Nurses were once hailed as heroes but now feel like villains. Since the start of the pandemic, they have experienced an uptick of abuse, both in the hospitals they work for and on the social media accounts they manage. On top of that, they have reported high burnout and deteriorating mental health. Nurses continue to strive for the highest quality of care for their patients, but they are starting to ask themselves what it’s going to cost.
Since 2020, nurses have been fending off abuse from patients, online anti-vaxxers, and Covid deniers. According to CMAJ News, 68 percent of nurses who cared for a COVID-19 patient experienced heightened physical violence. Another 20 percent said they had experienced nine or more patient altercations that year. In the Cox Medical Center Branson in Missouri, they are planning to install panic buttons in all 400 of their staff’s identification badges. The hospital’s security reports an increase from 94 incidents of violence in 2019 to 162 in 2020.
Lianne is a former bedside nurse who now works for the public health telephone line. She recalls her time at the hospital as unsafe and unsupportive.
“We would have to care for physically abusive patients who would spit at us, call us incompetent, kick us. Which was so unsafe,” said Lianne.
She also says she received verbal abuse from her patient’s families. They would call her lazy and useless for not keeping them updated on their relative’s condition. In her present role, physical altercations are unheard of, but now she faces a new kind of nuisance: Covid deniers.
Since the start of the pandemic, misinformation has spread just as fast as Covid. Former US President Donald Trump’s statement of bleach consumption eradicating COVID-19 was just the beginning. Various conspiracy groups’ insist the mRNA vaccine changes a person’s DNA. Public health officials are now challenged with combating misinformation and the pandemic. According to Stats Canada, 90 percent of Canadians used an online source to learn about the virus. About 96 percent recalled seeing missing or misleading information, while a quarter reported being exposed to it multiple times a day.
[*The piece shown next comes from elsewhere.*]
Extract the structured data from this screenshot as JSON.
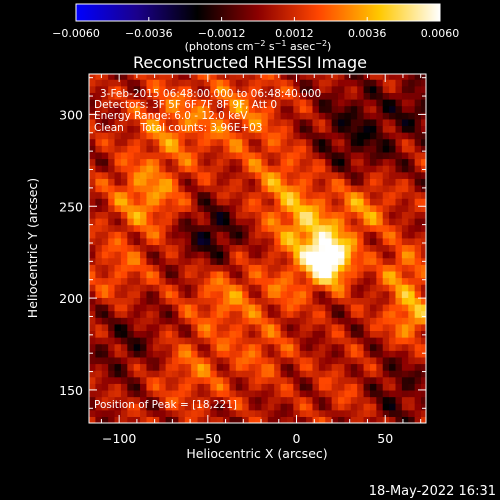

Amie Archibald-Varley is a speaker, advocate, and co-host of The Gritty Nurse Podcast. She also works as a Quality and Safety Specialist for emergency services. She says the numerous online threats nurses receive have weighed heavily on their mental health. She adds how the harassment has contributed to nurses experiencing public assault.
“We were their heroes,” says Amie. But things are different now. “Nurses at the same time were even yelled and spit at in public.”
Heather MacDougall is a retired Associate Professor from the University of Waterloo. She specializes in Canadian history, the history of medicine, and public health and its policies.
Supporting Amie’s point, she adds how some Canadians have unfortunately adopted an “American-style rhetoric” since the 2010s. She says, due to the loss of public trust in government officials, they believe their ideologies are enough to justify their threats against health care professionals and the organizations they work for.
Fortunately, last month, Bill C-3 was passed. This legislation recognizes the harm and unsafe conditions nurses have worked in, even before the pandemic. The Bill also criminalizes whoever seeks to hurt nurses. The Ontario Nurses Association released a pre-budget submission last week. It seeks to present nine specific solutions to address their overwhelming shortages.
With the passing of Bill C-3, nurses in Ontario have reason to feel optimistic as negotiations move forward on their new contract. With nurses stretched as thinly as they are, the news is a welcome breath of fresh air. Relief is slow, but it might finally be on the way.